May I say to the noble Lord, Lord Carrington, that we have had an interesting run on his Statement, but it might be worth while to consider having a debate on an Unstarred Question, because some interesting suggestions have come from my noble friend Lord Shinwell and others. It might be well worth while to explore this matter further. I think the noble Lord can be pleased at the reaction to his Statement.
§ LORD CARRINGTONMy Lords, I should be very happy with that, because this is an important subject. Inevitably, as one does not want to make a Statement too long, there are a number of other recommendations in the Donaldson Report to which I have not drawn the attention of the House. I have referred to only the more important recommendations, and I should be very happy with the noble Lord's suggestion.
THE LORD PRIVY SEAL (EARL JELLICOE)My Lords, in answer to the noble Lord, Lord Blyton, and the noble Lord the Leader of the Opposition, I would suggest to the noble Lord, Lord Blyton, that he might follow his Leader's advice and leave the matter there. I wish, myself, that the noble Lord, the Leader of the Opposition, had not made the remarks which he made just at the end of his speech; but I personally prefer to leave it there for the time being.
§ LORD SHACKLETONMy Lords, if the noble Earl is going to start debating it by disagreeing with me, I must take exception. We will say no more at this moment, but will consider in private how we deal with the situation.
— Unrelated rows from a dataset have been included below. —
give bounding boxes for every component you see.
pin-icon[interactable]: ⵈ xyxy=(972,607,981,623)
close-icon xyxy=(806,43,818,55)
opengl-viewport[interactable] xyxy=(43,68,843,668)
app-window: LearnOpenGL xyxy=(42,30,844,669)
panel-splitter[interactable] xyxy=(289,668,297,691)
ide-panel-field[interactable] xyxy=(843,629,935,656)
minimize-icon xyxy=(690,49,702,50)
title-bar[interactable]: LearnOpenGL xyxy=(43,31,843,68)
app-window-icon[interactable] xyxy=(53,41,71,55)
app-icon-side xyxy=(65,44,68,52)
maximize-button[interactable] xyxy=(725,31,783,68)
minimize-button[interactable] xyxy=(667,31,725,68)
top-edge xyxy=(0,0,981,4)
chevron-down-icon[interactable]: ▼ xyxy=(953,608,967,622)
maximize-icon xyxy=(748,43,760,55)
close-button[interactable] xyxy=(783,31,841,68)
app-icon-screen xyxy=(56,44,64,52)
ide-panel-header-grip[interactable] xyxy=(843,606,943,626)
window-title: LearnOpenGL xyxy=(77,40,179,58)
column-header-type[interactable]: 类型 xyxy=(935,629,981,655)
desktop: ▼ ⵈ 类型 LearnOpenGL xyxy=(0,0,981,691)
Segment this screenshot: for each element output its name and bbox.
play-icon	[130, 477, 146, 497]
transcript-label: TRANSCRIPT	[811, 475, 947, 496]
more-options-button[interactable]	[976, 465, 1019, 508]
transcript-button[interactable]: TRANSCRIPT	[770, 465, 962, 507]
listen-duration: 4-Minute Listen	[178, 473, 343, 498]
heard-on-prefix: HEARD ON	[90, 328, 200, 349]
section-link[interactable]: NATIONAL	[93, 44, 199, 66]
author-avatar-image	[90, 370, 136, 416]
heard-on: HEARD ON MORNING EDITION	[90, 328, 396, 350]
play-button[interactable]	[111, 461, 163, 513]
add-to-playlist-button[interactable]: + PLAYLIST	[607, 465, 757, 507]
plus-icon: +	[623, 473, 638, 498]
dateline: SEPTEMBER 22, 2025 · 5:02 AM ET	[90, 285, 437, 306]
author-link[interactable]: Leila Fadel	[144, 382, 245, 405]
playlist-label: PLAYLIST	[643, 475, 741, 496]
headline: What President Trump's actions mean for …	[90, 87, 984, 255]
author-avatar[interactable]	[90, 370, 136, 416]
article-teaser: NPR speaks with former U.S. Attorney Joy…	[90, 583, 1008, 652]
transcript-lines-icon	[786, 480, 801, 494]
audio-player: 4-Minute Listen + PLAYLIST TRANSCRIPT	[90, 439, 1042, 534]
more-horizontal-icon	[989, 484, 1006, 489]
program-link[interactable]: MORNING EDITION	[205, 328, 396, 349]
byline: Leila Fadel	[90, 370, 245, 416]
§ THE LORD CHANCELLORMy Lords, may I say at once that I am extremely sorry if I have caused any offence to the noble Lord who leads the Opposition, and I hope for that reason that he will leave matters exactly as they are. I have known him for many years; he has been a colleague of mine in both Houses; I have the greatest respect for him, and I should be extremely sorry to think that I had caused him personal pain or public offence.